What to make of Liberal leader Stephen McNeil’s plan to save taxpayers money by making Nova Scotia Power responsible for (and responsible for footing the bill for) what is now the regulated, arms’ length, non-profit — and working very well, thank you all the same — energy-reducing agency known as Efficiency Nova Scotia?

The reality is that funding for the agency comes from a levy on our power bill. If NSP was required to “pay” for its own energy efficiency, that levy would simply be tacked on to our power rates instead, probably invisibly and almost certainly creating yet another profit centre for our private public utility.

More to the point, do we really want Nova Scotia Power — the chicken in charge of creating electrical demand — to take control the hen house of encouraging energy efficiency?

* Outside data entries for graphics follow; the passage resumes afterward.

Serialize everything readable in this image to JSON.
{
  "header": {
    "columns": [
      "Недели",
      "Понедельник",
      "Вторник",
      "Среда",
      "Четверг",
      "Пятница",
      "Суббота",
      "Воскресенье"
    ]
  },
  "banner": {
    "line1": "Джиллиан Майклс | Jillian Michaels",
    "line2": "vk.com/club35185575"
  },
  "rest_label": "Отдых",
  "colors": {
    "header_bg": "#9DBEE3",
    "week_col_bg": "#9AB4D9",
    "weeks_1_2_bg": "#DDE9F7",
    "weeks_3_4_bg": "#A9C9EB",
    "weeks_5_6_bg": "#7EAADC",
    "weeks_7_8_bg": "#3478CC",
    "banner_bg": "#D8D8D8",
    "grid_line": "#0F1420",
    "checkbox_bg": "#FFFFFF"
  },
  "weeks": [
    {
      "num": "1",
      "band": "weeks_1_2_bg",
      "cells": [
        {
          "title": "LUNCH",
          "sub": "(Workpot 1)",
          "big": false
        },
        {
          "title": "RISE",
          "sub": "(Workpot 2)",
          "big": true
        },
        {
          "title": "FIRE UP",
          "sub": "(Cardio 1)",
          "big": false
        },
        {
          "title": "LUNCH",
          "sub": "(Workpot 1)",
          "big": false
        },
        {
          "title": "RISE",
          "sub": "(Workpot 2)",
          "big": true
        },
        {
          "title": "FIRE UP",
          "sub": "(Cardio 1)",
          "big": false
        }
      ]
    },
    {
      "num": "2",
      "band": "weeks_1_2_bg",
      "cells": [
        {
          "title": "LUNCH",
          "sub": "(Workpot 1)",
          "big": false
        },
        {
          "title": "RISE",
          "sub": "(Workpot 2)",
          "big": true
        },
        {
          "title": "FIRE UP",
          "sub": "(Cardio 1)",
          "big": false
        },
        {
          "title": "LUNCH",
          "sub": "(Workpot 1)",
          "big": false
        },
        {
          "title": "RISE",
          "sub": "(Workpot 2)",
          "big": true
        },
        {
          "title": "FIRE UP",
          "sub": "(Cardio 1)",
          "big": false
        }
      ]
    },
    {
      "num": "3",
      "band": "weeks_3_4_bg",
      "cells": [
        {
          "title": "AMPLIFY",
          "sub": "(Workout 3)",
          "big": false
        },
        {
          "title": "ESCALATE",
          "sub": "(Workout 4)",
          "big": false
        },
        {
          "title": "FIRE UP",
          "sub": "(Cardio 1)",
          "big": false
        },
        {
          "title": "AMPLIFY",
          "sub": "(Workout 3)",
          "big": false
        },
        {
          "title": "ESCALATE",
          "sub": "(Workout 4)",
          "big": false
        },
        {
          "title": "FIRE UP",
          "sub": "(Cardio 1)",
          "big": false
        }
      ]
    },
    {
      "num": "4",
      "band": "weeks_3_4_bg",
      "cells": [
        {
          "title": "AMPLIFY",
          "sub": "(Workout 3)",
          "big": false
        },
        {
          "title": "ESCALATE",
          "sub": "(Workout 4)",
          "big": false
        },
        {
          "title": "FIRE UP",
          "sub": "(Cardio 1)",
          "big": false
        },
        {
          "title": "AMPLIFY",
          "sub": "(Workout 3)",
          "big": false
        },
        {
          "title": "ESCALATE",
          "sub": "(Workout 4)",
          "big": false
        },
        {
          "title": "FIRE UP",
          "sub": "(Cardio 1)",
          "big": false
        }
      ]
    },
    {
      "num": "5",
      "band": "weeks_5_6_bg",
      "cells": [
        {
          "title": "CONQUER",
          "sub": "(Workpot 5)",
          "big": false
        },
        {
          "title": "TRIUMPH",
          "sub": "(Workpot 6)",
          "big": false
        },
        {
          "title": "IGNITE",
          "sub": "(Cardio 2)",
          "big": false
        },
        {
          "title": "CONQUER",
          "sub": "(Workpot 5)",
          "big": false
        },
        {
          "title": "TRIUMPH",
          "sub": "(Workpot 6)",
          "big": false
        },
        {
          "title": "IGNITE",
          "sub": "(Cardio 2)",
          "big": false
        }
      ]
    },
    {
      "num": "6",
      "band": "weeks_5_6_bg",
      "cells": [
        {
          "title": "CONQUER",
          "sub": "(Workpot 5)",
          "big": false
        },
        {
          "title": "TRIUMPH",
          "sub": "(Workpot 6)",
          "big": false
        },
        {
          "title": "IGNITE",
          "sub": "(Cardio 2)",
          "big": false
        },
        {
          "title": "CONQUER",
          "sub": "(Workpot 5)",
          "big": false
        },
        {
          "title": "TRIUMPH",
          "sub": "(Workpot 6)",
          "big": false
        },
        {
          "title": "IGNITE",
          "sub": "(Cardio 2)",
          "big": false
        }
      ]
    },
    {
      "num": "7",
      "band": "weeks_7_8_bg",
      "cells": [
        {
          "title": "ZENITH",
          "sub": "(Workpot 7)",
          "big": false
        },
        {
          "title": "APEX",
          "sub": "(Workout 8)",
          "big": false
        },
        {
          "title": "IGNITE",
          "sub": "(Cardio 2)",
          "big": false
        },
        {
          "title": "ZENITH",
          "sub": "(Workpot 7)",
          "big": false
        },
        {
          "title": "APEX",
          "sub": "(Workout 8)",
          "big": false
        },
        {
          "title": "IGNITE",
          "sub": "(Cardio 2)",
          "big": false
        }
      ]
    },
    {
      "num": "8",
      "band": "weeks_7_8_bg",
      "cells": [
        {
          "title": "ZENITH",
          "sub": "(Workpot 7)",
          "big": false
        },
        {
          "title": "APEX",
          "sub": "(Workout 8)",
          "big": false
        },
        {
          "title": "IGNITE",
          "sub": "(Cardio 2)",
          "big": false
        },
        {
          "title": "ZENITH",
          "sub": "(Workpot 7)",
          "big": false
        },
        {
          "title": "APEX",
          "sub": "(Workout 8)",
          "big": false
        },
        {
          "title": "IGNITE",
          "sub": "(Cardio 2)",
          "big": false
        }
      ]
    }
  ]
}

Can you say conflict of interest?

According to its website, Efficiency Nova Scotia’s various conservation programs have so far cut our annual provincial electricity load demand by 4.3 per cent, a not insignificant decrease at a time of steadily increasing power rates.

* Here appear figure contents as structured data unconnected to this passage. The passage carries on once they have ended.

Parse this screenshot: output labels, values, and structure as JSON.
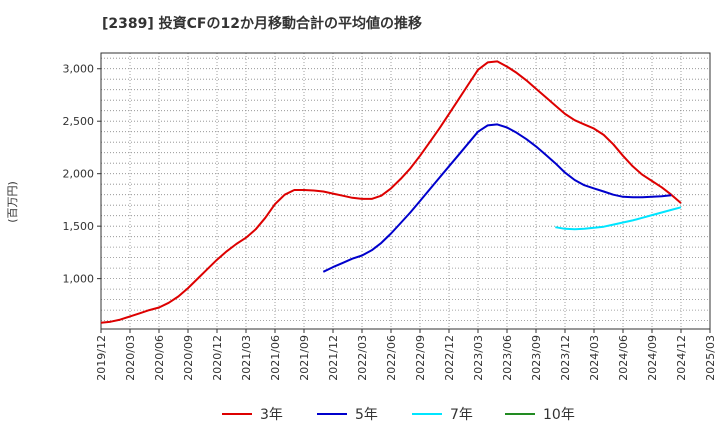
{
  "chart_data": {
    "type": "line",
    "title": "[2389]  投資CFの12か月移動合計の平均値の推移",
    "ylabel": "(百万円)",
    "xlabel": "",
    "ylim": [
      520,
      3150
    ],
    "y_ticks": [
      1000,
      1500,
      2000,
      2500,
      3000
    ],
    "y_tick_labels": [
      "1,000",
      "1,500",
      "2,000",
      "2,500",
      "3,000"
    ],
    "x_tick_labels": [
      "2019/12",
      "2020/03",
      "2020/06",
      "2020/09",
      "2020/12",
      "2021/03",
      "2021/06",
      "2021/09",
      "2021/12",
      "2022/03",
      "2022/06",
      "2022/09",
      "2022/12",
      "2023/03",
      "2023/06",
      "2023/09",
      "2023/12",
      "2024/03",
      "2024/06",
      "2024/09",
      "2024/12",
      "2025/03"
    ],
    "grid": true,
    "legend_position": "bottom",
    "series": [
      {
        "name": "3年",
        "color": "#dd0000",
        "start": "2019/12",
        "values": [
          580,
          590,
          610,
          640,
          670,
          700,
          725,
          770,
          830,
          910,
          1000,
          1090,
          1180,
          1260,
          1330,
          1390,
          1470,
          1580,
          1710,
          1800,
          1845,
          1845,
          1840,
          1830,
          1810,
          1790,
          1770,
          1760,
          1760,
          1790,
          1860,
          1950,
          2050,
          2170,
          2300,
          2430,
          2570,
          2710,
          2850,
          2990,
          3060,
          3070,
          3020,
          2960,
          2890,
          2810,
          2730,
          2650,
          2570,
          2510,
          2470,
          2430,
          2370,
          2280,
          2170,
          2070,
          1990,
          1930,
          1870,
          1800,
          1720
        ]
      },
      {
        "name": "5年",
        "color": "#0000cc",
        "start": "2021/11",
        "values": [
          1065,
          1110,
          1150,
          1190,
          1220,
          1270,
          1340,
          1430,
          1530,
          1630,
          1740,
          1850,
          1960,
          2070,
          2180,
          2290,
          2400,
          2460,
          2470,
          2440,
          2390,
          2330,
          2260,
          2180,
          2100,
          2010,
          1940,
          1890,
          1860,
          1830,
          1800,
          1780,
          1775,
          1775,
          1780,
          1785,
          1795
        ]
      },
      {
        "name": "7年",
        "color": "#00e5ff",
        "start": "2023/11",
        "values": [
          1490,
          1475,
          1470,
          1475,
          1485,
          1495,
          1515,
          1535,
          1555,
          1580,
          1605,
          1630,
          1655,
          1680
        ]
      },
      {
        "name": "10年",
        "color": "#228b22",
        "start": "",
        "values": []
      }
    ]
  }
}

If McNeil’s proposal is from the if-it’s-not-broke-make-it-worse school of governing, Jamie Baillie’s plan to totally eliminate corporate taxes on small businesses enters stage right from the trickle down, if-it’s-never-worked-let’s-keep-trying-it-again-anyway graduate school of Reaganesque poli-nomics.

While Baillie over-heatedly accuses the NDP of driving us down the road to Detroit-style ruin, the Tories fiscal plan not only doesn’t cut our debt — the ultimate cause of Detroit’s bankruptcy default — but his corporate catering simply shifts more of the burden of providing important public services into the lap of ordinary taxpayers — or eliminates those services altogether.

Meanwhile the NDP, which delights in donning the mantle of budget-balancing, prudent financial managers when it suits them, has been spending for months as if there will be no tomorrow — and certainly no next term plan in which to keep those painfully balanced books in the black. The NDP can’t again claim it didn’t know the true state of the province’s finances.

It is disheartening to realize that — with all the time our political parties had to prepare for the inevitability of this campaign — they had so little of thought-through substance to offer during its first week. Let’s hope this week is better.